An example? Without hesitation, he mentions 2002's Rollerball, a remake of a James Caan techno thriller that thrilled absolutely no one other than LL's accountant; the rapper was reportedly paid $1,000,000 to skate alongside fellow partners-in-disaster Chris Klein and Rebecca Romijn-Stamos.

"When we filmed it, I promise that if you could have been in my body, you would have been like, 'Yo, this is it!'" he says. "And it wasn't it. So there's no way of knowing. To me, they always feel good, because I love performing. They just don't always turn out." He's hoping for better from Deliver Us From Eva, but he doesn't issue any guarantees. "I've heard good things about it, but I haven't seen it yet. And it's a romantic comedy -- those are really difficult films to make right."

He has far fewer doubts about his upcoming tour. In the early '90s, he hit the road with a full band of the sort he used on a fascinating episode of MTV Unplugged, but during an appearance at Denver's Paramount Theatre, the configuration didn't work, simply because the musicians couldn't keep up with LL's tongue. It's good news, then, that for his first sizable jaunt in five years, he'll be backed primarily by a DJ. "He'll be doing it real basic, so there's nothing between me and the audience," the main man says.

As for why he's even bothering with live performances at this juncture, his explanation is simple. "I've been doing films and doing so many other things that I almost feel that I've neglected my music supporters out there. So I want to go out and let them see me. I want to touch the people. I want to touch them up close. I want people to get a chance to see me in person and to really feel me. And it's great for me, too. I love the energy of the crowd, the fact that they're so excited, that they came to have fun. That's their purpose for being there, and it's a beautiful feeling."

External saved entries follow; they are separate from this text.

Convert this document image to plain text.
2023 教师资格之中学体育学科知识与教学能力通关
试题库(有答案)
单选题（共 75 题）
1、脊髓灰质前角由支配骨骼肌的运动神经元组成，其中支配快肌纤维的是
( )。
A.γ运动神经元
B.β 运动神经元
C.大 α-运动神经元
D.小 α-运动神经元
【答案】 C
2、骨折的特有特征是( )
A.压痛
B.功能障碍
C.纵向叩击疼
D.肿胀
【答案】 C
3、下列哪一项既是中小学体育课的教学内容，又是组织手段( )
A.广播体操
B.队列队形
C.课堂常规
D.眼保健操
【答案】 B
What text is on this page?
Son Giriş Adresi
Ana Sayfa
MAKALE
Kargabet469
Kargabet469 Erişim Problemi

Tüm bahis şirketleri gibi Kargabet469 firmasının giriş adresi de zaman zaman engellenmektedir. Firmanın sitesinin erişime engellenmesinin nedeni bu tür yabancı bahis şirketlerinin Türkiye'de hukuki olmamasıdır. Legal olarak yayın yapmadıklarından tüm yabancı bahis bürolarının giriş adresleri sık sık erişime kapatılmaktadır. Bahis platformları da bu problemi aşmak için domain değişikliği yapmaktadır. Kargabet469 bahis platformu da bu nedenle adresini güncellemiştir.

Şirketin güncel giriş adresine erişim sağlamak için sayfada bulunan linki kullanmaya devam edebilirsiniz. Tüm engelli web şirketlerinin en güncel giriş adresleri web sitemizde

Granted, the audiences are a bit different these days. "When I started out, it was a crowd full of teenagers. But now there are some people bringing their kids. It's like little kids and teenagers to adults, which is really trippy. But it makes sense."

Indeed, LL's a family man, too, with a wife and four kids between the ages of two and twelve -- and he's bringing his oldest son on the road with him. Once upon a time, talking publicly about such matters would have endangered his image among rap fans, but the rules are changing, and he's part of the reason. If there's a master plan at work, however, he doesn't let on. Doing so wouldn't be Cool.

"I'm just being L, just doing my music," he says. "I don't go home and, like, put cookies and milk in front of my Grammys. I don't sacrifice to the Grammy gods. I just do what I do. The past is the past, you know?"